Me gusta tanto el baile

y las locuras físicas

que siento con evidencia

que, de haber sido jovencita,

habría acabado mal.

Pero desde que estoy sumergido

en la lectura de esta revista ilustrada

juraría no haber visto en mi vida

fotografías más asombrosas:

el océano perezoso meciendo las chimeneas.
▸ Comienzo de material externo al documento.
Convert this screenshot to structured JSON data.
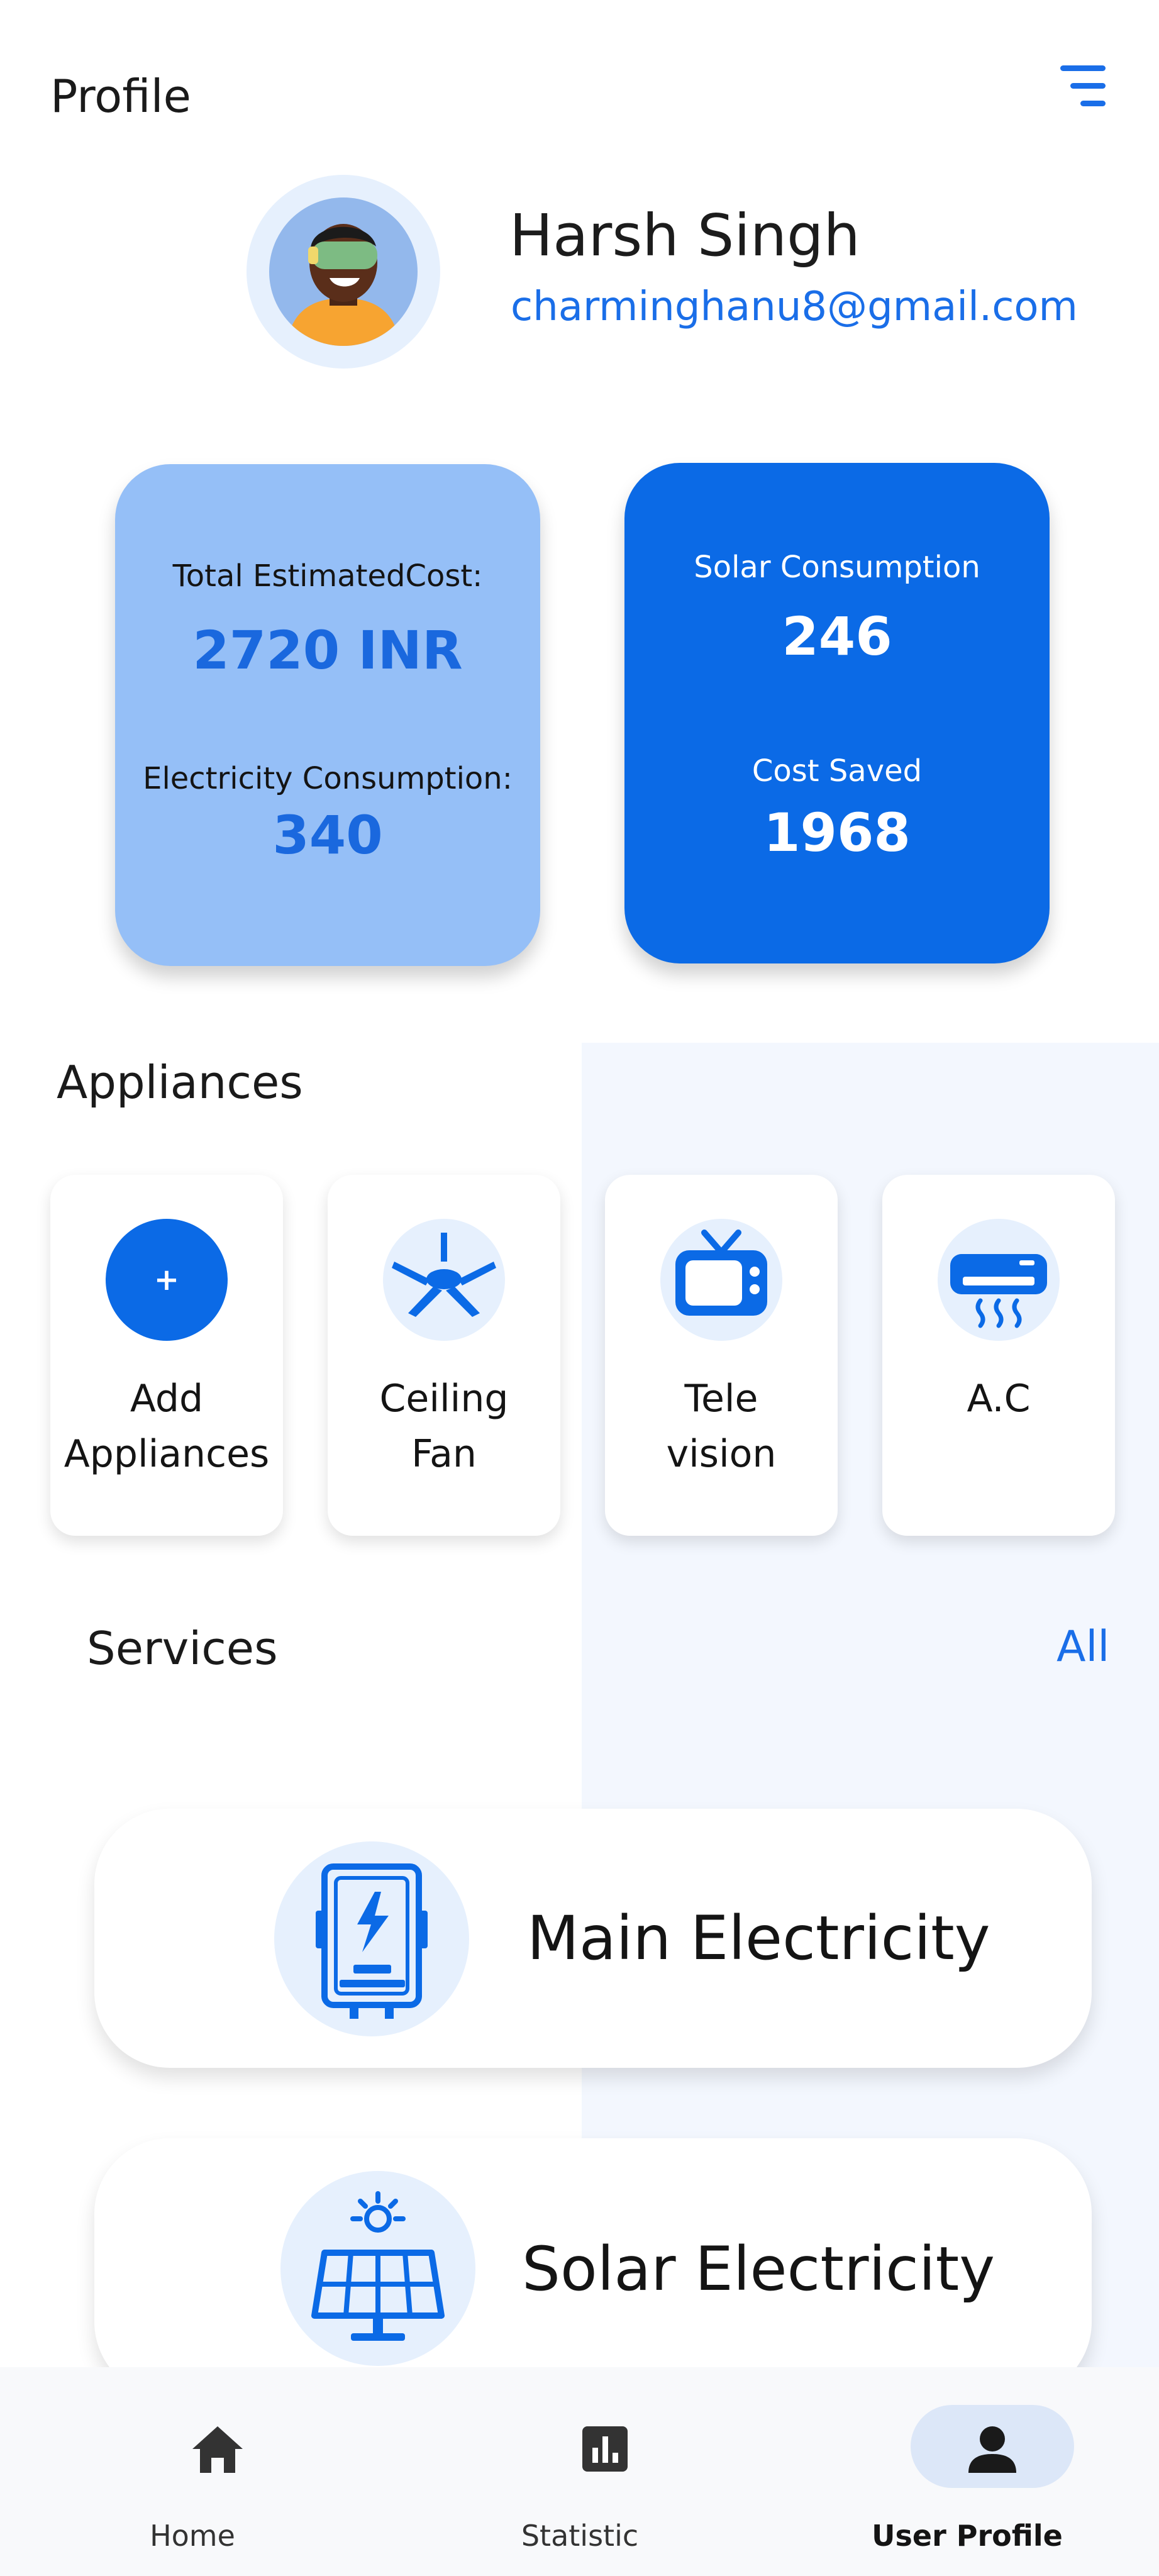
{
  "header": {
    "title": "Profile",
    "menu_icon": "menu-icon"
  },
  "user": {
    "name": "Harsh Singh",
    "email": "charminghanu8@gmail.com",
    "avatar_icon": "avatar-vr-headset"
  },
  "stats": {
    "total_cost_label": "Total EstimatedCost:",
    "total_cost_value": "2720 INR",
    "electricity_label": "Electricity Consumption:",
    "electricity_value": "340",
    "solar_label": "Solar Consumption",
    "solar_value": "246",
    "saved_label": "Cost Saved",
    "saved_value": "1968"
  },
  "appliances": {
    "title": "Appliances",
    "items": [
      {
        "line1": "Add",
        "line2": "Appliances",
        "icon": "plus-icon",
        "symbol": "+"
      },
      {
        "line1": "Ceiling",
        "line2": "Fan",
        "icon": "ceiling-fan-icon"
      },
      {
        "line1": "Tele",
        "line2": "vision",
        "icon": "television-icon"
      },
      {
        "line1": "A.C",
        "line2": "",
        "icon": "air-conditioner-icon"
      }
    ]
  },
  "services": {
    "title": "Services",
    "see_all": "All",
    "items": [
      {
        "label": "Main Electricity",
        "icon": "electric-meter-icon"
      },
      {
        "label": "Solar Electricity",
        "icon": "solar-panel-icon"
      }
    ]
  },
  "nav": {
    "items": [
      {
        "label": "Home",
        "icon": "home-icon"
      },
      {
        "label": "Statistic",
        "icon": "bar-chart-icon"
      },
      {
        "label": "User Profile",
        "icon": "user-icon",
        "active": true
      }
    ]
  },
  "colors": {
    "accent": "#0b6ae6",
    "card_light": "#95bff7",
    "icon_bg": "#e6f0fd"
  }
}
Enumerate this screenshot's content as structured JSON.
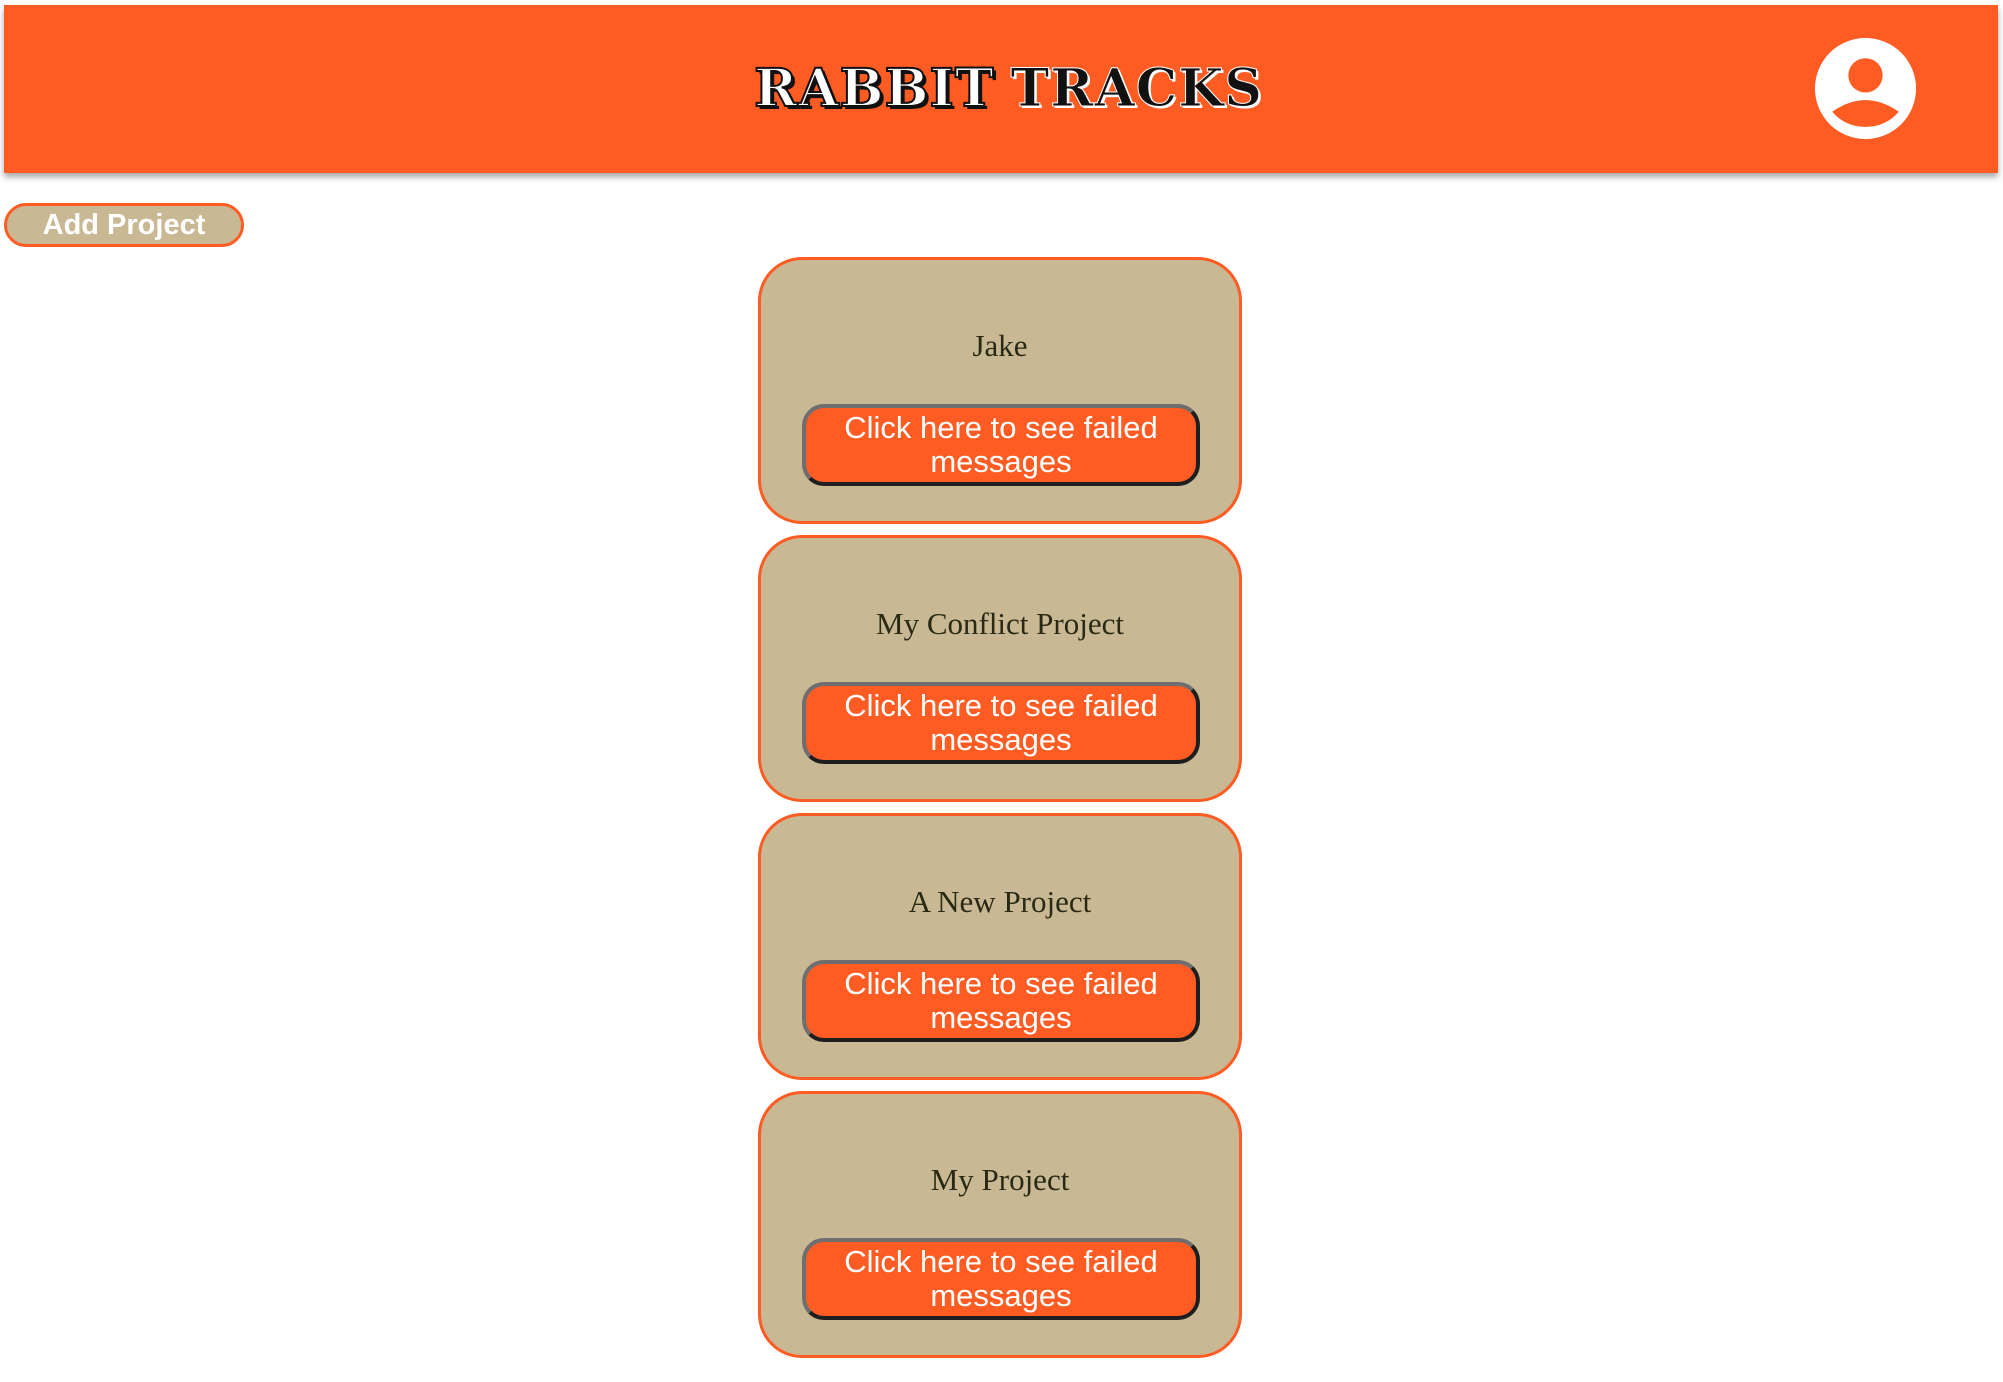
{
  "header": {
    "brand_part1": "RABBIT",
    "brand_part2": "TRACKS",
    "avatar_icon": "user-circle-icon",
    "background_color": "#ff5c24"
  },
  "toolbar": {
    "add_project_label": "Add Project"
  },
  "projects": [
    {
      "name": "Jake",
      "button_label": "Click here to see failed messages"
    },
    {
      "name": "My Conflict Project",
      "button_label": "Click here to see failed messages"
    },
    {
      "name": "A New Project",
      "button_label": "Click here to see failed messages"
    },
    {
      "name": "My Project",
      "button_label": "Click here to see failed messages"
    }
  ],
  "colors": {
    "accent": "#ff5c24",
    "card": "#c8b894",
    "text": "#2a2a14"
  }
}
Veo en el puerto, sobre el puente de los vapores,

entre mercancías imprecisas,

mezclarse los choferes con los marineros;

cuerpos pulidos como máquinas,

mil objetos de la China,

las modas y las invenciones;

luego, dispuestos a atravesar la ciudad,

en la suavidad de los automóviles,

los poetas y los boxeadores.

¿Cuál es esta noche mi error?

¿Que entre tanta tristeza

todo me parece bello?

El dinero que es real,

la paz, las vastas empresas,

los autobuses y las tumbas;

los campos, el deporte, las queridas,

hasta la vida inimitable de los hoteles.

Quisiera estar en Viena y en Calcuta.

Tomar todos los trenes y todos los navíos,

fornicar con todas las mujeres y engullir todos los platos.

Mundano, químico, puta, borracho, músico, obrero, pintor, acróbata, actor;

viejo, niño, estafador, granuja, ángel y juerguista; millonario, burgués, cactus, jirafa o cuervo;

cobarde, héroe, negro, mono, Don Juan, rufián, lord, campesino, cazador, industrial,

fauna y flora:

¡soy todas las cosas, todos los hombres y todos los animales!

¿Qué hacer?

Probaré con el aire libre,

¡quizás ahí podría prescindir

de mi funesta pluralidad!

Y mientras la luna,

más allá de los castaños,

unce sus lebreles

e, igual que un caleidoscopio,

mis abstracciones

elaboran las variaciones

de los acordes

de mi cuerpo,

que mis dedos pegados

a la delicia de mis llaves

absorben frescos síncopes,

bajo mociones inmortales

mis tirantes vibran;

y, peatón ideal

del Palais-Royal,

me embriago de candor

incluso con los malos olores.

Repleto de una mezcla

de elefante y de ángel,

lector mío, paseo bajo la luna

tu futuro infortunio,

armado con tanta álgebra

que, sin deseos sensuales,

entreveo, fumadero del beso,

coño, mamada, agua, África y descanso fúnebre,

detrás de las persianas tranquilas,

la calma de los burdeles.

Bálsamo, ¡oh mi razón!

Todo París es atroz y odio mi casa.

Los cafés ya están oscuros.

Sólo quedan ¡oh mis histerias!

los claros establos

de los orinales.

Ya no puedo seguir quedando fuera.

Ésta es tu cama; sé tonto y duerme.

Pero, último inquilino

que se rasca tristemente los pies,

y, aunque cayendo a medias,

si yo oyese sobre la tierra

retumbar las locomotoras,

¡cuán atentas podrían volverse mis almas!